Question 2: Condition-based maintenance is maintenance performed, on contingency, depending upon the condition of the equipment or system.
Question 3: Condition-based maintenance need not rely on the subjective judgement of an experienced individual.
Question 4: Almost all maintenance is very efficient and is scheduled to be performed at precisely the right time.
Question 5: A well-planned maintenance strategy does not often result in operational cost savings.
Time-based maintenance is maintenance performed at a specific predetermined time or time interval. A filter may be changed once per month, or once per year. It is generally performed without regard to its condition. This type of maintenance may be set up to satisfy manufacturer guidelines, based on historical data showing when it is prudent to perform; a set amount of time. It is driven by a calendar and is often most efficient and cost effective to accomplish it this way.
Condition-based maintenance may require testing, inspection, and assessment on some periodic basis.
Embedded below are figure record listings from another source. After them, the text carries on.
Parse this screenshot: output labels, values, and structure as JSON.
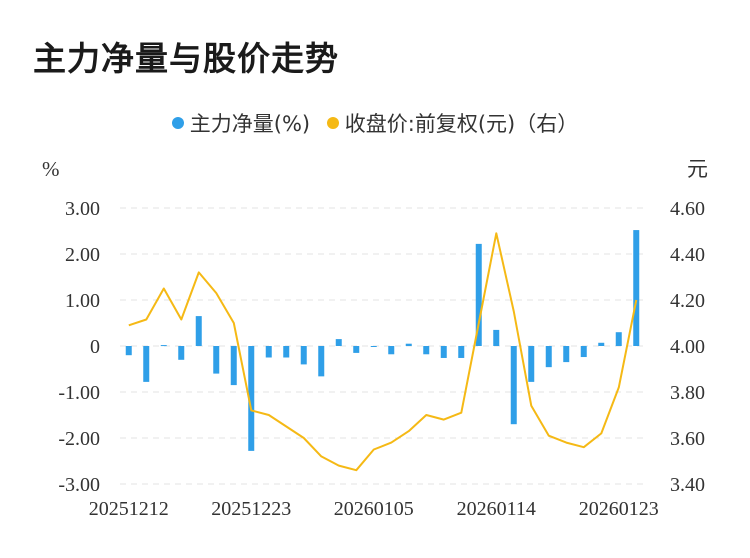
{
  "title": "主力净量与股价走势",
  "legend": [
    {
      "label": "主力净量(%)",
      "color": "#2f9fe8"
    },
    {
      "label": "收盘价:前复权(元)（右）",
      "color": "#f5b915"
    }
  ],
  "chart_data": {
    "type": "bar+line",
    "title": "主力净量与股价走势",
    "left_axis": {
      "unit": "%",
      "min": -3,
      "max": 3,
      "ticks": [
        "3.00",
        "2.00",
        "1.00",
        "0",
        "-1.00",
        "-2.00",
        "-3.00"
      ]
    },
    "right_axis": {
      "unit": "元",
      "min": 3.4,
      "max": 4.6,
      "ticks": [
        "4.60",
        "4.40",
        "4.20",
        "4.00",
        "3.80",
        "3.60",
        "3.40"
      ]
    },
    "x_tick_labels": [
      "20251212",
      "20251223",
      "20260105",
      "20260114",
      "20260123"
    ],
    "grid": true,
    "legend_position": "top",
    "series": [
      {
        "name": "主力净量(%)",
        "type": "bar",
        "color": "#2f9fe8",
        "values": [
          -0.2,
          -0.78,
          0.02,
          -0.3,
          0.65,
          -0.6,
          -0.85,
          -2.28,
          -0.25,
          -0.25,
          -0.4,
          -0.66,
          0.15,
          -0.15,
          0.0,
          -0.18,
          0.05,
          -0.18,
          -0.26,
          -0.26,
          2.22,
          0.35,
          -1.7,
          -0.78,
          -0.46,
          -0.35,
          -0.24,
          0.07,
          0.3,
          2.52
        ]
      },
      {
        "name": "收盘价:前复权(元)（右）",
        "type": "line",
        "color": "#f5b915",
        "values": [
          4.09,
          4.115,
          4.25,
          4.115,
          4.32,
          4.23,
          4.1,
          3.72,
          3.7,
          3.65,
          3.6,
          3.52,
          3.48,
          3.46,
          3.55,
          3.58,
          3.63,
          3.7,
          3.68,
          3.71,
          4.1,
          4.49,
          4.15,
          3.74,
          3.61,
          3.58,
          3.56,
          3.62,
          3.82,
          4.2
        ]
      }
    ]
  }
}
Many materials and equipment may be designed to last for a long lifespan. They also may depend on environmental conditions, hours of usage, and the severity of service. Condition-based maintenance is better when maintenance is costly, disruptive, and dependent upon operating hours and environment. A plant shutdown may be an opportune time to inspect, or repair, based on other data such as wear and manufacturer’s recommendation of operational hours. Thus, it is a good candidate for condition-based maintenance.
Automation and digital technology can help determine a decision to maintain and repair equipment. Such automatic indicators include machine intelligence, monitoring systems (sensors), and advanced automation that utilizes Industry 4.0 technology via the Internet of Things (IoT) to signal the need for maintenance.
Maintenance professionals struggle to apply the right type of maintenance (condition-based or time-based) to the appropriate equipment and components, at the appropriate time. Much maintenance follows a time-based method, often influenced by manufacturers and other parties who stand to benefit from the maintenance.
However, condition-based maintenance must be balanced with time-based by considering the required disruption, required testing, and the cost of performing maintenance within a specific maintenance window. Maintenance plans are best developed from experience and analysis of historical data, use automation, and include anecdotal data from experienced professionals. Achieving the best maintenance program requires technology, software, and other tactics, used with discipline, to develop an effective and efficient maintenance strategy.
A carefully developed maintenance plan and strategy will usually pay for itself when properly executed. It avoids redundant work and does not entail over investing in time and resources to be successful. This is especially true when organizations employ a combination of Preventive Maintenance, Operator Performed Maintenance (on minor tasks), and utilizing skilled, experienced Maintenance professionals.